Dans ces conditions un positionnement à la hongroise ( c’est à dire européen, mais pas trop et toujours remis en question ) tel que semble l’annoncer Marine le Pen, n’est certainement pas un point positif pour elle.

La 2eme question interpelle sur la pérennité actuelle de notre démocratie.

 Compte tenu des difficultés actuelles de notre démocratie représentative ( abstention de plus en plus conséquente, violence de la rue, disparition des grands partis traditionnels, contestation parfois systématique du pouvoir central etc …) se pose la nécessité urgente de modifications profondes de nos institutions. 

Quel est alors celui des deux candidats qui accompagnera le plus efficacement cette volonté de réforme et rendra possible une cohabitation entre les partis et responsables politiques  ? 

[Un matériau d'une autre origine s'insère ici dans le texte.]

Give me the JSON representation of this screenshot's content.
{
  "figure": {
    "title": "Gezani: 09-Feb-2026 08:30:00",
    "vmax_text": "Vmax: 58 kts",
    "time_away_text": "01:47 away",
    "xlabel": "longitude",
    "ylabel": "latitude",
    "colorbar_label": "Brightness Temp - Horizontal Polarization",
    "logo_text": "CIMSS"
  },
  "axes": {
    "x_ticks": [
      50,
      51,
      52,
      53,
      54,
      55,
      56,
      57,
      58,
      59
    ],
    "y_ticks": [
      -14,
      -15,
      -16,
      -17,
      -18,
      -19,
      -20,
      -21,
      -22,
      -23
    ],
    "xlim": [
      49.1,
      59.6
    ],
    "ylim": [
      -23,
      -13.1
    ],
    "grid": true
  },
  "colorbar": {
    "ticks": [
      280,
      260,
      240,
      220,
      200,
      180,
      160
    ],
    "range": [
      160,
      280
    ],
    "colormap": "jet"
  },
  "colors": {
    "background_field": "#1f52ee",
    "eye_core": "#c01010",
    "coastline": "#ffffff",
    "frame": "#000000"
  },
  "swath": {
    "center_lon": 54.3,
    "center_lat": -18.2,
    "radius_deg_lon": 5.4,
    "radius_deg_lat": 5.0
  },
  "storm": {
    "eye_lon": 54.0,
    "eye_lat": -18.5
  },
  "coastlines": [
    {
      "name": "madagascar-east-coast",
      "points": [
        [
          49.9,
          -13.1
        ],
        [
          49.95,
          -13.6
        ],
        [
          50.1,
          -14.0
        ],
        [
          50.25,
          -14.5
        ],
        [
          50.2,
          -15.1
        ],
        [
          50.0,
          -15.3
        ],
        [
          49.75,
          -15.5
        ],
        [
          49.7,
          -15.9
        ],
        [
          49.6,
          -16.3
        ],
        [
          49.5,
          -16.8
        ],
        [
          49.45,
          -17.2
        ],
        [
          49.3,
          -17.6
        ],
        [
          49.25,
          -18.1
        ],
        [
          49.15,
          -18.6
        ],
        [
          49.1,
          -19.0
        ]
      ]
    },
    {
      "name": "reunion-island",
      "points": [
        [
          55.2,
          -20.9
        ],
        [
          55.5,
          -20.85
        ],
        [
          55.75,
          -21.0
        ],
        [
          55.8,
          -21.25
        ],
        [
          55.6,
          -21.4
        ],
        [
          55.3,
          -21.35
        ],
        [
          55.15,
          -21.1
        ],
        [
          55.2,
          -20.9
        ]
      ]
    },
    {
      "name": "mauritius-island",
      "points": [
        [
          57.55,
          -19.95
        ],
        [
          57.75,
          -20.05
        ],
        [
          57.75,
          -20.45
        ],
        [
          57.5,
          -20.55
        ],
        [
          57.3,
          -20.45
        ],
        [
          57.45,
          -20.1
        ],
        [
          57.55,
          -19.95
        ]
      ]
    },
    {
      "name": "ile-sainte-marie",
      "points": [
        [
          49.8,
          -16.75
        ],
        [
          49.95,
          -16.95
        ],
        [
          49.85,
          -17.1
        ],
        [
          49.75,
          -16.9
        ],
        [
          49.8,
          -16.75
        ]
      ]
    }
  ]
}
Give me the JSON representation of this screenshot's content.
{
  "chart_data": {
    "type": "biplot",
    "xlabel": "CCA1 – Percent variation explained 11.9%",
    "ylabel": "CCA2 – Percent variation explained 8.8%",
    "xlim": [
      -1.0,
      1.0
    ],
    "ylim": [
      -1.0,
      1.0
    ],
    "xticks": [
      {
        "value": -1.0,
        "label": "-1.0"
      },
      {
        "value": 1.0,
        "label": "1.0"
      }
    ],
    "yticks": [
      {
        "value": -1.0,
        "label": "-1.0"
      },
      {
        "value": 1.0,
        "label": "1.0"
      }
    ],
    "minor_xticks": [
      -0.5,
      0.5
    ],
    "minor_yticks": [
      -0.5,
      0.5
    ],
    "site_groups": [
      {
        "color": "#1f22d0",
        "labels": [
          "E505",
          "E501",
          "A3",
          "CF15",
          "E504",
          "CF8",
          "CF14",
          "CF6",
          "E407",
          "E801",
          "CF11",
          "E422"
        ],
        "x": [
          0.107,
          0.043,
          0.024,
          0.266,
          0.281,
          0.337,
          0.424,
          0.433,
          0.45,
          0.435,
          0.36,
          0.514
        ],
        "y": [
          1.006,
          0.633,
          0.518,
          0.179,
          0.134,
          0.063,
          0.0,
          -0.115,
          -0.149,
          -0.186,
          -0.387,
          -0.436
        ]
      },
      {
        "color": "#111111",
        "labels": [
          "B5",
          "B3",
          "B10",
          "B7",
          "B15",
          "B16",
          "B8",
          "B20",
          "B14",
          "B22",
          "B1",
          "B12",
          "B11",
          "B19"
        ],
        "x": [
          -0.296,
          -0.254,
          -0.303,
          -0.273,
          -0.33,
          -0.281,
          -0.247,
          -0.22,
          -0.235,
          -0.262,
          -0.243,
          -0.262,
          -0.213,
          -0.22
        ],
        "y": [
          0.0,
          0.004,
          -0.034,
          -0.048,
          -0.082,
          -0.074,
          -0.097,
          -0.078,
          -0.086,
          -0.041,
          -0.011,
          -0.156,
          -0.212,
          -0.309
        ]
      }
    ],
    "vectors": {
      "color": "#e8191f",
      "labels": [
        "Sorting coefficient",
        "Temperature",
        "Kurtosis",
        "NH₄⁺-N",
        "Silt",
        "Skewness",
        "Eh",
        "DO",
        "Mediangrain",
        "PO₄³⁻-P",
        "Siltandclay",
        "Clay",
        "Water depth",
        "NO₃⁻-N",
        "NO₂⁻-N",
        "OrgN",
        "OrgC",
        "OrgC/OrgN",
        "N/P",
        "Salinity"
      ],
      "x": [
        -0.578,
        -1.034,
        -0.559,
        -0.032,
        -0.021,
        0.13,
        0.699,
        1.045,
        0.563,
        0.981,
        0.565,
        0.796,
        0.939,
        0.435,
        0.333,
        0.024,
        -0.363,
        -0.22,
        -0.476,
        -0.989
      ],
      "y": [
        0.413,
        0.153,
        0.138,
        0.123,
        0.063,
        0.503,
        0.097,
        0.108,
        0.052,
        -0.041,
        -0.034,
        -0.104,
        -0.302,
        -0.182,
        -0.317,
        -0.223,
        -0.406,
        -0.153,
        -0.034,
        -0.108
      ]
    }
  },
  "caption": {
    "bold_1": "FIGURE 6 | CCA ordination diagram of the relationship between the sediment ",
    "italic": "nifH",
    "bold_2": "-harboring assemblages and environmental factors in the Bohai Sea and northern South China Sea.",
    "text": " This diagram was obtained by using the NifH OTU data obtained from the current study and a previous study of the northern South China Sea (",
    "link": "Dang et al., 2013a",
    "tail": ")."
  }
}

 Ici encore c’est Marine Le Pen qui est le moins en situation de parvenir à ce minimum d’union.

La logique s’impose, c’est le candidat le plus au centre qui potentiellement peut répondre à cette urgence.

Encore faudra-t-il, s’il est élu, qu’Emmanuel Macron le soit confortablement. Tout va donc dépendre de l’écart de voix qui au final séparera les deux candidats.                    

Si celui-ci est faible, les élections législatives du mois de juin ajouterons encore au désordre, et le temps des aventures, de la régression et du désastre économique deviendra notre avenir, pour des années.